Passive fund manager Vanguard turns activist in some board votes

Fund manager Vanguard Group Inc opposed the election of board members in a number of high-profile proxy contests this year, votes that help explain why directors at firms such as Hewlett-Packard Co and Occidental Petroleum Corp had a hard time getting re-elected.

While Vanguard continued to support the vast majority of directors, its votes come at a time when institutional investors, which in the past often followed management's wishes or outsourced proxy voting responsibilities, are increasingly exercising more influence.

In the 2013 proxy season, funds run by the $2.3 trillion investment company opposed five of seven directors targeted by the AFL-CIO labor federation, according to recent filings to the U.S. Securities and Exchange Commission. The labor group had opposed six directors at other companies between 2010 and 2012 as well, but Pennsylvania-based Vanguard backed the directors in those contests.

Vanguard also switched sides at several other contested shareholder meetings flagged by proxy adviser Institutional Shareholder Services. ISS said in a report last month that fiercely contested proxy battles at companies like Hewlett-Packard and Occidental "made it the worst of times" for some directors.

Hewlett-Packard directors John Hammergren and G. Kennedy Thompson left its board in April after receiving just narrow majorities of shareholder votes. At Occidental's annual meeting in April, shareholders ousted Chairman Ray Irani and another director, Aziz Syriani, withdrew from the election.

Vanguard funds, like its $142 billion Vanguard 500 Index Fund, opposed all four after supporting them in 2012. A spokesman for Hewlett-Packard declined to comment on Vanguard's voting. A spokesman for Occidental could not be immediately reached.

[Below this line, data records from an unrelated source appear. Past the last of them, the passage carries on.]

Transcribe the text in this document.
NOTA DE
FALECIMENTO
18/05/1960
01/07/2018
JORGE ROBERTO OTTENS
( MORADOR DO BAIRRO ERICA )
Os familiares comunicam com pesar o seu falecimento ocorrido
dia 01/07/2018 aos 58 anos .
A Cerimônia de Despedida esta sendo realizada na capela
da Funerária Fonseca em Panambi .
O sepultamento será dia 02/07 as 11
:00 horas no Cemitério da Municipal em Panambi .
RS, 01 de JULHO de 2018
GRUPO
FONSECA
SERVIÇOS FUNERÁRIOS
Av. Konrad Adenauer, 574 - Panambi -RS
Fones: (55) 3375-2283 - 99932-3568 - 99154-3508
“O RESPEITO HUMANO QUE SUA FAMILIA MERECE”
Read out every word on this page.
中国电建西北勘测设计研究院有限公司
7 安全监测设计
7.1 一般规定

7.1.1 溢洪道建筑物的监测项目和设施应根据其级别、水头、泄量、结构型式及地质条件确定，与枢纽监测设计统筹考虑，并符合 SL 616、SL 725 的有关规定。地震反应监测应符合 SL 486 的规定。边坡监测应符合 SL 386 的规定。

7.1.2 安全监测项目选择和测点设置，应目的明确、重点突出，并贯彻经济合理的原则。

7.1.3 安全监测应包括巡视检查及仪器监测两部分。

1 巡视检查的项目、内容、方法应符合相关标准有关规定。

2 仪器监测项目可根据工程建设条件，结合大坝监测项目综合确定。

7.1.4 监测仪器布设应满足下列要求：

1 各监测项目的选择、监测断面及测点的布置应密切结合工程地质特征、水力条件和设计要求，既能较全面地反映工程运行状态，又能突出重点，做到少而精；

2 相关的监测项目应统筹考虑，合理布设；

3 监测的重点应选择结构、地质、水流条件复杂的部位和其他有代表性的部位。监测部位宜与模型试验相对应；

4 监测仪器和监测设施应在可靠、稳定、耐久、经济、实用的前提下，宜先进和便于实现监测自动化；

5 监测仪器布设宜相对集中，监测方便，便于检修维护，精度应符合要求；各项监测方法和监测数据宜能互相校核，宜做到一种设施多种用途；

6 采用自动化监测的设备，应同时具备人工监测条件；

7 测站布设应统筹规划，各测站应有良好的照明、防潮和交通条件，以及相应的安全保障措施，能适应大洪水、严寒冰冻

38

The votes of managers such as Vanguard have a wide-ranging impact on U.S. companies because of the vast holdings of their funds. With about $1.4 trillion of equity assets, for instance, Vanguard is the top institutional investor in market leaders like ExxonMobil, Apple Inc and Microsoft Corp .

"You can't take them for granted," said fund industry consultant Burt Greenwald, referring to passive managers. Also, index funds can turn activist because they cannot simply sell shares of companies with which they are unhappy and take what Amy Borrus, deputy director of the Council of Institutional Investors in Washington, called "the Wall Street Walk."

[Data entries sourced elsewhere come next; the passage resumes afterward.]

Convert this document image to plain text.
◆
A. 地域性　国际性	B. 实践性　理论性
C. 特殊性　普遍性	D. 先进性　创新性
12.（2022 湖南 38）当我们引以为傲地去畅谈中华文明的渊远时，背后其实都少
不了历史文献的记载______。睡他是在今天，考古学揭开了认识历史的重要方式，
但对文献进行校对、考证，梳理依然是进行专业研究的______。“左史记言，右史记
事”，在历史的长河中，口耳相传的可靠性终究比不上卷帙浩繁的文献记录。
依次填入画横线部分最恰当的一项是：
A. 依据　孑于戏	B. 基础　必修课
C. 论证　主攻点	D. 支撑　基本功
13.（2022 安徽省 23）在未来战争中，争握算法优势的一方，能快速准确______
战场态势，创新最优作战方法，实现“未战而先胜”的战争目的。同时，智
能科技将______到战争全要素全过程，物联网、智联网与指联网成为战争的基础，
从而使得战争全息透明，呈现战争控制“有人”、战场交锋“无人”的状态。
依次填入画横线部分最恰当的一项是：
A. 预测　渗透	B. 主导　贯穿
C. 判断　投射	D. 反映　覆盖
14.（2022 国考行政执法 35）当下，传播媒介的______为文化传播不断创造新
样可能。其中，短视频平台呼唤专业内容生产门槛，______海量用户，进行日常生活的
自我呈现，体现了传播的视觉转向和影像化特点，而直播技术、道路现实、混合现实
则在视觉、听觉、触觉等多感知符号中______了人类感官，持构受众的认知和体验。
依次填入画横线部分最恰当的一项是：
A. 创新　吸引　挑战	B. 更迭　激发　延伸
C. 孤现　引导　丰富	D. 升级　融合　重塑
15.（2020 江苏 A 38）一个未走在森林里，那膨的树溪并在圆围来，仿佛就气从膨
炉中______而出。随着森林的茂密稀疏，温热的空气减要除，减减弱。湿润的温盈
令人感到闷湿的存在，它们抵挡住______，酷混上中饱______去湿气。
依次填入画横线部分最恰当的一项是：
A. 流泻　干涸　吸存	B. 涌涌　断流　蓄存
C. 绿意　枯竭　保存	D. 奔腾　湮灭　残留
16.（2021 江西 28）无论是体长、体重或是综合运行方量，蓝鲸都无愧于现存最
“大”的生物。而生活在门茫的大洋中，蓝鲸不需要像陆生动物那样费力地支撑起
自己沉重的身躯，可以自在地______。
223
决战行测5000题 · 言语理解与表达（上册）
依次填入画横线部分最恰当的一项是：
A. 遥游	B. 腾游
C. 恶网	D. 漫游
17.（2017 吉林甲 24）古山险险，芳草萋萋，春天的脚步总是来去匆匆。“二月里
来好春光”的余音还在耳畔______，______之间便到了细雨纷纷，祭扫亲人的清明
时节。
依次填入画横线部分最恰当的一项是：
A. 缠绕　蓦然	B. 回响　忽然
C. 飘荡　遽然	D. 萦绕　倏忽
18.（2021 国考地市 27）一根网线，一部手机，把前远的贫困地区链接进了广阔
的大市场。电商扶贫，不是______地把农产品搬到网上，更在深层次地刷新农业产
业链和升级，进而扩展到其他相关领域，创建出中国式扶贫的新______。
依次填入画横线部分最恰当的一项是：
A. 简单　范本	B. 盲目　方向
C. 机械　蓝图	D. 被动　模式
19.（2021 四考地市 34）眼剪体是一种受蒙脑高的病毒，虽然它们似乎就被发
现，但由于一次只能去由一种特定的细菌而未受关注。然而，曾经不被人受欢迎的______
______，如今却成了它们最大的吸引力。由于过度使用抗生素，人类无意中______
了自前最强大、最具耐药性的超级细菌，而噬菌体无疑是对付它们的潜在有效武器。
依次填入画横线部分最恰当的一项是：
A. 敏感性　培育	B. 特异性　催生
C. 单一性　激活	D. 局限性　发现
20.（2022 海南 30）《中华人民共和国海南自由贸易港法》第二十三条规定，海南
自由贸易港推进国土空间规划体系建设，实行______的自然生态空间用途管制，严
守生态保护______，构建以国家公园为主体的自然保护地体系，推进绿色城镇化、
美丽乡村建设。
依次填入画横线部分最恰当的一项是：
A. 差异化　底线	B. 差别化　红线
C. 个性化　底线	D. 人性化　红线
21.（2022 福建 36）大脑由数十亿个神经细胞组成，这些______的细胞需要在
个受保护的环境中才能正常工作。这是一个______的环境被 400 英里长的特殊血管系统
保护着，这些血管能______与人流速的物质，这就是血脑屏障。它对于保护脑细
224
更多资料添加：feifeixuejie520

"If you can't sell your shares, you look for other ways to hold portfolio companies accountable," Borrus said.

Glenn Booraem, Vanguard's head of proxy voting, declined to discuss votes at individual companies and downplayed the overall significance of the switched votes on directors. He said it "just means with the passage of an additional year of both behavior and engagement, we reached a different voting conclusion."

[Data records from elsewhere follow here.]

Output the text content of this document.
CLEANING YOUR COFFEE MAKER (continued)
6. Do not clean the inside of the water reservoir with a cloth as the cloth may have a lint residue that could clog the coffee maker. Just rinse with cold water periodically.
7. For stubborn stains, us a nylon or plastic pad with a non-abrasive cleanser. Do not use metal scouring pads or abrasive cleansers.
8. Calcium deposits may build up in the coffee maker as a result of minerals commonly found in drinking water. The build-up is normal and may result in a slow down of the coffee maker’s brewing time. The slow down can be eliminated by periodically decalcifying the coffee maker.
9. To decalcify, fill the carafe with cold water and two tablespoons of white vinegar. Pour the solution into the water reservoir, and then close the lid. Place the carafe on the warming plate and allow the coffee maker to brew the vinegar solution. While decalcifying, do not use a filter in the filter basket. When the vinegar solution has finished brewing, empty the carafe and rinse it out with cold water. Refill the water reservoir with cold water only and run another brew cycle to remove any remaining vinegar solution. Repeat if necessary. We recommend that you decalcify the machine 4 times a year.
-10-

Booraem said he speaks with hundreds of executives every year to press Vanguard's views behind the scenes. He said he often tells them that as an index fund manager, "We're going to be practically permanent shareholders. We're not going away."

Vanguard supported 95 percent of company directors overall, up from 94 percent in 2012.

But in addition to the votes at Hewlett-Packard and Occidental, filings for Vanguard funds show they switched sides and opposed directors at other companies where board members faced criticism.

These included Cablevision, Apple Inc, Nabors Industries and Vornado Realty Trust. - the latter three of which were identified as "top meetings" by ISS, along with Hewlett-Packard and Occidental.

John Coates, a Harvard Law School professor who follows corporate governance, said Vanguard's votes are in line with a new consensus among institutional investors that voting against directors puts more pressure on companies than does voting for specific shareholder proposals.

"It's becoming conventional wisdom that's the best way to get the board's attention," Coates said.